“Apakah kamu pernah
bermimpi tentang mati? Mati tenang di padang rumput. Dimakan belalang dan
dihirup langit. Debu dari abu tanahmu menjadi satu dengan tanah. Apakah kamu
pernah merasakan mati? Aku sedang mengalaminya.”
Seperti itu monolog yang
dibawakan oleh Desi, seorang biasa yang meninggi derajatnya setelah dipaksa
oleh ibunya untuk menjadi simpanan seorang pengusaha kaya, James. Desi yang tidak
tahan hidup sebagai gundik akhirnya memutuskan untuk berpisah dengan James dan
menikah dengan Sam, seorang lelaki yang telah memiliki istri.
Naas, Sam tak pernah
pernah mencintai Desi seutuhnya. Kehidupan Desi bersama Sam jauh lebih
mengenaskan daripada saat masih bersama James. Setiap pulang ke rumah ibunya,
wajah Desi selalu terlihat memar. Namun Desi tetap mengatakan seribu alasan
kepada ibunya untuk menutupi perlakuan kasar Sam. Karena Desi mecintai Sam,
dengan segala kekurangannya.
Sam yang memang tak
pernah mencintai Desi semakin menjadi-jadi. Ia hanya ingin mendapatkan harta
milik Desi, yang diwariskan dari James, mantan suaminya. Diam-diam, Sam bersama
istri pertamanya merencanakan sebuah pembunuhan untuk Desi. Sam rela menyewa
jasa seorang pembunuh bayaran dengan biaya mahal untuk menghabisi nyawa Desi.
Ketika Sam dan Desi
sedang berjalan bersama di pasar malam, suasana tiba-tiba menjadi kacau, dan
Desi pun terpisah dari Sam. Desi yang sedang sendirian dan kebingungan terus
berteriak saat pembunuh itu datang. Tiba saatnya untuk pembunuh bayaran itu
malaksanakan tugasnya. Ia membunuh Desi dengan sebuah pusau panjang yang
dicabut dari sela pinggangnya. Dalam kematiannya itu, arwah Desi bermonolog ria
tentang kehidupan, yang tak pernah mendapatkan cinta dan kebahagiaan, dan
tentang kematian.
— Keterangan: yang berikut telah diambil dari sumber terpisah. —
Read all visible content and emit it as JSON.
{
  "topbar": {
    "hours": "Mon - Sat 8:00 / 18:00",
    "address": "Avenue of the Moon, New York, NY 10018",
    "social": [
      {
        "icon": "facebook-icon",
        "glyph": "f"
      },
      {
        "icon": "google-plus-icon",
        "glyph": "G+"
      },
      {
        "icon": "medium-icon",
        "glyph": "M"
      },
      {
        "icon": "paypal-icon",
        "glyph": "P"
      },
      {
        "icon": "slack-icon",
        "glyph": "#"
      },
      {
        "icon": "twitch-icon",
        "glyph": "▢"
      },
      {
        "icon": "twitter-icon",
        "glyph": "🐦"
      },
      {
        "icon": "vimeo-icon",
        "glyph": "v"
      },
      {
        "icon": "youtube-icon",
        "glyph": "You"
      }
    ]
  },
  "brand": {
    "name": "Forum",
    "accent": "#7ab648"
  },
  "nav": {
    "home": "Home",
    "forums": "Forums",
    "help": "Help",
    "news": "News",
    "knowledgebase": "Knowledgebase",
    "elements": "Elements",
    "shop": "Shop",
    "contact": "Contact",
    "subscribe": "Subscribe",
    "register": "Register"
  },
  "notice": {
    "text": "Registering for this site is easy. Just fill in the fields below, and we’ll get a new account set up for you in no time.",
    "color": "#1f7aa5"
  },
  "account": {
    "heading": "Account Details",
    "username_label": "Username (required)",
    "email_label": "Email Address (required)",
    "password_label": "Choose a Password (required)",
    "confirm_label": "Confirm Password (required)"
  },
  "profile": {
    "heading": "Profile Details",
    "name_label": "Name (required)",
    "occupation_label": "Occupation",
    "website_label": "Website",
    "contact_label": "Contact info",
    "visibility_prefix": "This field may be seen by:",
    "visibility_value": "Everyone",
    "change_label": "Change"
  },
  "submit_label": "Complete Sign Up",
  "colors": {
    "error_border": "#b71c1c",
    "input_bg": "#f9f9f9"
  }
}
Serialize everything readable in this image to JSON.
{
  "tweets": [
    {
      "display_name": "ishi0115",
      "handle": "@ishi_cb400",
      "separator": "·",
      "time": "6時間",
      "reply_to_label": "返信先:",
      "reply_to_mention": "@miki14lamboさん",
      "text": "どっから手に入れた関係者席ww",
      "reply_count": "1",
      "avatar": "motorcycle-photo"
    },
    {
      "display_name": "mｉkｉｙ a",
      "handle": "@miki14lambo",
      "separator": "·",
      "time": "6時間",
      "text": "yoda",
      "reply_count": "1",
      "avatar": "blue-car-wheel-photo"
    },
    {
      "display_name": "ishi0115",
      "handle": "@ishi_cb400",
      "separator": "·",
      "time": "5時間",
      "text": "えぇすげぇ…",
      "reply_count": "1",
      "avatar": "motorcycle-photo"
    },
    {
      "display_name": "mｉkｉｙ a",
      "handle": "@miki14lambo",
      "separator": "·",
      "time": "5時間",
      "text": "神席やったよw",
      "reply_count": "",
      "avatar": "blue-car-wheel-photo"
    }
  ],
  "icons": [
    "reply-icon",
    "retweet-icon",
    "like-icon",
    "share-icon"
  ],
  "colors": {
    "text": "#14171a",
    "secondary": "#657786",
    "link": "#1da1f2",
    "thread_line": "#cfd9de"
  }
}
Dan, sebagai perempuan yang menjadi korban, Desi dan Nyai
Dasima senang untuk menyambut kematian, karena menurutnya mati itu lebih
menyenangkan daripada hidup dengan keadaan tak memiliki hati nurani.
Menurut Ari “Harjay”
Wibowo, sutradara pementasan Teater Pagupon yang berjudul Mati Suri di Jakarta,
kisah ini merupakan reailta yang terjadi saat ini, khususnya di Jakarta, di
mana hati nurani telah mati. Serorang suami yang tega menyuruh pembunuh bayaran
untuk “membunuh” istrinya sendiri untuk mendapatkan harta kekayaan, merupakan
hal yang biasa terjadi di Jakarta.
Lakon Mati Suri di
Jakarta merupakan adaptasi dari karya sastra karangan G Francis, Nyai Dasima, yang menceritakan tentang
seorang gadis desa yang dipaksa oleh orang tuanya untuk menjadi gundik seorang
pria berkebangsaan Inggris. Hal itu dilakukan oleh orang tua Nyai Dasima untuk
meningkatkan derajat keluarganya. Pementasan Mati Suri di Jakarta merupakan
sindiran-sindiran terhadap keadaan yang memaksa untuk mematikan hati nurani
masyarakat.
Sebagai sutradara,
Harjay hanya berharap agar penonton dapat terhibur oleh pemantasan Mati Suri di
Jakarta. Karena menurutnya, teater itu haruslah merupakan hiburan. Perihal ada
pesan yang ingin disampaikan oleh pementasan tersebut, itu diserahkan kembali
kepada masing-masing penonton untuk bebas menginterpretasikannya.